Satake N, Ishida Y, Otoh Y, Hinohara S, Kobayashi H, Sakashita A, Maseki N, Kaneko Y
Third Clinical Department, Saitama Cancer Center Hospital, Japan.
Genes Chromosomes Cancer. 1997 Sep;20(1):60-3.
CBP, which is located on 16p13 and encodes a transcriptional adaptor/coactivator protein, has been shown to fuse by the t(8;16)(p11;p13) translocation to MOZ on 8p11 in acute myeloid leukemia. We found a t(11;16)(q23;p13) in a child with therapy-related chronic myelomonocytic leukemia. Subsequent reverse transcriptase-polymerase chain reaction and direct sequencing analyses revealed the MLL-CBP fusion transcript in CMML cells. Because 11q23 translocations involving MLL and t(8;16) involving MOZ and CBP have been reported in therapy-related leukemias, both the MLL and CBP genes may be targets for topoisomerase II inhibitors. Accordingly, we believe that most t(11;16)-associated leukemias may develop in patients who have been treated with cytotoxic chemotherapy for primary malignant diseases.

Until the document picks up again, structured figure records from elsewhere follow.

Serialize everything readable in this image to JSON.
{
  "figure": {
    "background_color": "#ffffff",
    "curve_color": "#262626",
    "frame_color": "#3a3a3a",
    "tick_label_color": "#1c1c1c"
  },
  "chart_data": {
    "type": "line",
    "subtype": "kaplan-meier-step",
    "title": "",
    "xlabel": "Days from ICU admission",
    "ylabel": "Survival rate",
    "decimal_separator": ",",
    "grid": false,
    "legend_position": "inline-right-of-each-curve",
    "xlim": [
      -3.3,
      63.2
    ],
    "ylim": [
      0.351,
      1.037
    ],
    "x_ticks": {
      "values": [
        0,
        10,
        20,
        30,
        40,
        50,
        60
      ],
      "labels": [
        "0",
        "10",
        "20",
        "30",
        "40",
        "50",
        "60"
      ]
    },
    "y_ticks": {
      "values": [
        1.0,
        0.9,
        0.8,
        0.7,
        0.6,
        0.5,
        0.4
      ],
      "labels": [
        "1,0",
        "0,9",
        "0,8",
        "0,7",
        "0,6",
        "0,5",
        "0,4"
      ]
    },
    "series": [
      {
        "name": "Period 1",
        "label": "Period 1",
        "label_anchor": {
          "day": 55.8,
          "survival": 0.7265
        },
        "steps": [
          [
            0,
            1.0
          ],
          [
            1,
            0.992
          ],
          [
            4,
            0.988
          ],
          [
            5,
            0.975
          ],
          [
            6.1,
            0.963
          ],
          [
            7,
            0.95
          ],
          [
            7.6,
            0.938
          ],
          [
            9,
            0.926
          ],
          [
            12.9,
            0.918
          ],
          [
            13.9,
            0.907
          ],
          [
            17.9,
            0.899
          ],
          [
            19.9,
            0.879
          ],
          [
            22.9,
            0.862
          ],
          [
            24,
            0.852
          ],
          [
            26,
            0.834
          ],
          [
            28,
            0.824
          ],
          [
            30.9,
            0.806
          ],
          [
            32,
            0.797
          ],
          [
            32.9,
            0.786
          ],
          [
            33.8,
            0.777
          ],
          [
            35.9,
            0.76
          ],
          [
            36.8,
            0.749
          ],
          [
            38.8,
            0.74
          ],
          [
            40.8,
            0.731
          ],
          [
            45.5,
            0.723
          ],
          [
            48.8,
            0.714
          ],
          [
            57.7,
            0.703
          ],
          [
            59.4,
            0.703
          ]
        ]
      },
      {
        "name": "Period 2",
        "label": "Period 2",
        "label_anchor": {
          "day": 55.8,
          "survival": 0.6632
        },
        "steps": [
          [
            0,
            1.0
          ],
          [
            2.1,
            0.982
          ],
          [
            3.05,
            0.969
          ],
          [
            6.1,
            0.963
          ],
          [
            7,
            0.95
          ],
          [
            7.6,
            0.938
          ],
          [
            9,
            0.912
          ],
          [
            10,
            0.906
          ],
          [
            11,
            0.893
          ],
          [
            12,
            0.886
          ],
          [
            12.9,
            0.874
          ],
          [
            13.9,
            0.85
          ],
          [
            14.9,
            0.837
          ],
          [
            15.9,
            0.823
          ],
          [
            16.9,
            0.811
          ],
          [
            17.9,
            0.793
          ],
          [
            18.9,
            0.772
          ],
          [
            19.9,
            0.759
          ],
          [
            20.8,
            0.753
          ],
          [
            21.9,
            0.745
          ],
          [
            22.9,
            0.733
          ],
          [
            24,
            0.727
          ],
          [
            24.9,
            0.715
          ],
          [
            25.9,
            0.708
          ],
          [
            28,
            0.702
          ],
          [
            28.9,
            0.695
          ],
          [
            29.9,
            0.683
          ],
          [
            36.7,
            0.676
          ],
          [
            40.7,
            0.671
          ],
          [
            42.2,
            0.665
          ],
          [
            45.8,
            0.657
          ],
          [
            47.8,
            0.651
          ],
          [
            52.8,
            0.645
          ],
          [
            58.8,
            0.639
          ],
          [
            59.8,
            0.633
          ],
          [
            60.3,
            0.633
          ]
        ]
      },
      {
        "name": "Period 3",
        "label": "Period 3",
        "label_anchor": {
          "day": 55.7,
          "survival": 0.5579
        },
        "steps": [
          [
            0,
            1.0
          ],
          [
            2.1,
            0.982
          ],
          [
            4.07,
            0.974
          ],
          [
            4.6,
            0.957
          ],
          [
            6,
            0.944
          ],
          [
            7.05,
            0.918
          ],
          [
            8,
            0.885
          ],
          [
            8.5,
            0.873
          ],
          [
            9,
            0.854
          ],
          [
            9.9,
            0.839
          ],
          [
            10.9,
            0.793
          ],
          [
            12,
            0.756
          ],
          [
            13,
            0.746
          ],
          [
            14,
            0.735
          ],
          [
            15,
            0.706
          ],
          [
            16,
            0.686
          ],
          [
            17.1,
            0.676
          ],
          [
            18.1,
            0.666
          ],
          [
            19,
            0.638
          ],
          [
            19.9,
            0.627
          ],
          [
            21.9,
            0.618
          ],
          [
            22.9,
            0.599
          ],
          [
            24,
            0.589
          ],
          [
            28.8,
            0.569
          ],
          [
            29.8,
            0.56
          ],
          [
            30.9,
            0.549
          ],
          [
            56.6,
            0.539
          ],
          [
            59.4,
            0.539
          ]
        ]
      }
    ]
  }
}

CBP位于16p13,编码一种转录衔接子/共激活蛋白,在急性髓系白血病中,它已被证明通过t(8;16)(p11;p13)易位与8p11上的MOZ融合。我们在一名患有治疗相关慢性粒单核细胞白血病的儿童中发现了t(11;16)(q23;p13)。随后的逆转录酶-聚合酶链反应和直接测序分析揭示了慢性粒单核细胞白血病细胞中的MLL-CBP融合转录本。由于在治疗相关白血病中已报道了涉及MLL的11q23易位以及涉及MOZ和CBP的t(8;16),MLL和CBP基因可能都是拓扑异构酶II抑制剂的作用靶点。因此,我们认为大多数与t(11;16)相关的白血病可能发生在因原发性恶性疾病接受过细胞毒性化疗的患者中。